The portfolio must include the following components:
- A cover letter*, in Spanish, which will specify the following:
- an Individualized Portfolio Theme,
- a description of the content of the portfolio
- a reflective statement (in Spanish) of at least two pages, in which the student
- evaluates his/her development during the years as Spanish majors,
- justifies the selection of materials for the portfolio,
- links the samples to their interests, and
- reflects on the improvement gained throughout their careers at LU.
*This part of the portfolio is expected to be error free
- A list of the courses completed for the major.
- A minimum of 15 pages written in Spanish from 3 different courses of the student’s choice at the 300-level and above. One of the three samples must be in the condition in which it was originally submitted, while the other two must be revised and thoroughly edited in order to reflect the student’s current level of proficiency.
- Two spoken samples (two-minutes each) prepared and recorded independently by the student in a computer lab.
- Audio Sample 1: A reading of a text in Spanish
- Audio Sample 2: A presentation with the recommended multimedia software (see Moodle site).
This presentation must be about an off-campus experience such as a study abroad, internship or immersion program away from the Appleton campus (at a Spanish-speaking location or internship assignment). It should include no fewer than 5 student-taken photos, accompanied by a recorded, voice-over commentary in Spanish done by the student. Students will use their own visuals (photos or short video clips), whenever possible.
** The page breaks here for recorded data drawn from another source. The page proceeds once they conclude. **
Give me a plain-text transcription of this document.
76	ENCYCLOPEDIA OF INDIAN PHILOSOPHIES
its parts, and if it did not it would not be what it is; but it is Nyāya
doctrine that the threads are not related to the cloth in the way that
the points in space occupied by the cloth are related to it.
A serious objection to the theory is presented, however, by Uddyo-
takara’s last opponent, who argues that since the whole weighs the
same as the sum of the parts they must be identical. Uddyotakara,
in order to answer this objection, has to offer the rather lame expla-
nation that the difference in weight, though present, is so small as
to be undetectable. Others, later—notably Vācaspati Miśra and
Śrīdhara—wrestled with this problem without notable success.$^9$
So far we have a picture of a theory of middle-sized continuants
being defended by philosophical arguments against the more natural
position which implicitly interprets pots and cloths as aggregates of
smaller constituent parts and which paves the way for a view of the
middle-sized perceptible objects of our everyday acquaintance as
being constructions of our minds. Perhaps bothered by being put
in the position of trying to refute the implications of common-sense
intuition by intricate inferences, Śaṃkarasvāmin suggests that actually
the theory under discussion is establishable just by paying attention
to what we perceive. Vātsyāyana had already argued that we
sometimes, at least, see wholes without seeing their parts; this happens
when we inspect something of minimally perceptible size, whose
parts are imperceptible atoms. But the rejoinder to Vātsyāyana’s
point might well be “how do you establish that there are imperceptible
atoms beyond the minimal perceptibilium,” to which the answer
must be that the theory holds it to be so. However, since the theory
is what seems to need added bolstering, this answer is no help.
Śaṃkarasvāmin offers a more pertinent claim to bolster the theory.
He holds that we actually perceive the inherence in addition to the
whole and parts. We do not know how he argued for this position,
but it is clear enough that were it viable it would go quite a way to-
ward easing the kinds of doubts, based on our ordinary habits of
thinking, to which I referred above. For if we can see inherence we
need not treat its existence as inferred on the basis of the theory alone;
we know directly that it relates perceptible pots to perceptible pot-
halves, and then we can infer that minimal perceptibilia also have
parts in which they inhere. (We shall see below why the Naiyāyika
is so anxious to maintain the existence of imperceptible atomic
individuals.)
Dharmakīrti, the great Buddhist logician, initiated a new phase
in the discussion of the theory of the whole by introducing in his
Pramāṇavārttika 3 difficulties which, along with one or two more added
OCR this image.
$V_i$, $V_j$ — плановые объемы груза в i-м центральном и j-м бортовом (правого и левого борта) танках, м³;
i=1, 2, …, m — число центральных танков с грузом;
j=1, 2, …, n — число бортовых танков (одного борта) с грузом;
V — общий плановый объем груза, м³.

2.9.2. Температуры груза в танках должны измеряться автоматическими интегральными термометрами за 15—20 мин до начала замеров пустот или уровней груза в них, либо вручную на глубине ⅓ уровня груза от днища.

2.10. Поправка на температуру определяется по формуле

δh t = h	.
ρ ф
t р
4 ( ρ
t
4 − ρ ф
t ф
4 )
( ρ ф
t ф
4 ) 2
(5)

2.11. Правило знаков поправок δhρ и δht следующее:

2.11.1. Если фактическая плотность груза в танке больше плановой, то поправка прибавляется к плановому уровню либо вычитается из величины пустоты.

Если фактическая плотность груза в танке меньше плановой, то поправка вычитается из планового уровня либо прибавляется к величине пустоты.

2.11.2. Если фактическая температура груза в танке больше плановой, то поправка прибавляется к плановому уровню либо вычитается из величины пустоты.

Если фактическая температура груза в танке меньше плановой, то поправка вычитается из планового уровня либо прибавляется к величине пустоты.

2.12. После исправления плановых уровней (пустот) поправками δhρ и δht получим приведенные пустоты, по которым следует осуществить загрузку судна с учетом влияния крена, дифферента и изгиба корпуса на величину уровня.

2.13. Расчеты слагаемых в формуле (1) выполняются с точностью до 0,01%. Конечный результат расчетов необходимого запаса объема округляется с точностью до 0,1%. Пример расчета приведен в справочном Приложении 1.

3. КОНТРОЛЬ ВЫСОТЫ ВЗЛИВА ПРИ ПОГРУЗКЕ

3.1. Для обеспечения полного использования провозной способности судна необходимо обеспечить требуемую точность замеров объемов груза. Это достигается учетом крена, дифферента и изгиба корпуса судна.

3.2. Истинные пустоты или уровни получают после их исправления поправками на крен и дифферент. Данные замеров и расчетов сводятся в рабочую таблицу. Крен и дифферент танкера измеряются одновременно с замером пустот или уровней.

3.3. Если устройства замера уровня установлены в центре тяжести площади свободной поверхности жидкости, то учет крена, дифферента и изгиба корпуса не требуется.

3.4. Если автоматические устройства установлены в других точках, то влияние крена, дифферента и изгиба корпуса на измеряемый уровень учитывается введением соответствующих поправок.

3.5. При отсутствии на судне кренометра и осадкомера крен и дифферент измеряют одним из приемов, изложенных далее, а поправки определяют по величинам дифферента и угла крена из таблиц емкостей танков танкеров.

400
No third-party visual materials (e.g., photos from commercial guidebooks, or other people''''''''s photos from Flickr or Facebook) may be used as part of the project. After the presentation is submitted and approved, it will become part of a rotating showcase of students’ experiences made available to on- and off- campus communities through departmental or Senior Experience websites.
The entire portfolio must be presented in electronic format through the required channels. Students should familiarize themselves with these departmental requirements at the time of declaring the major. Important: Students must register for take an Independent Study for one (1) unit (S/U) with their assigned faculty evaluator during the term when they will submit their Portfolio.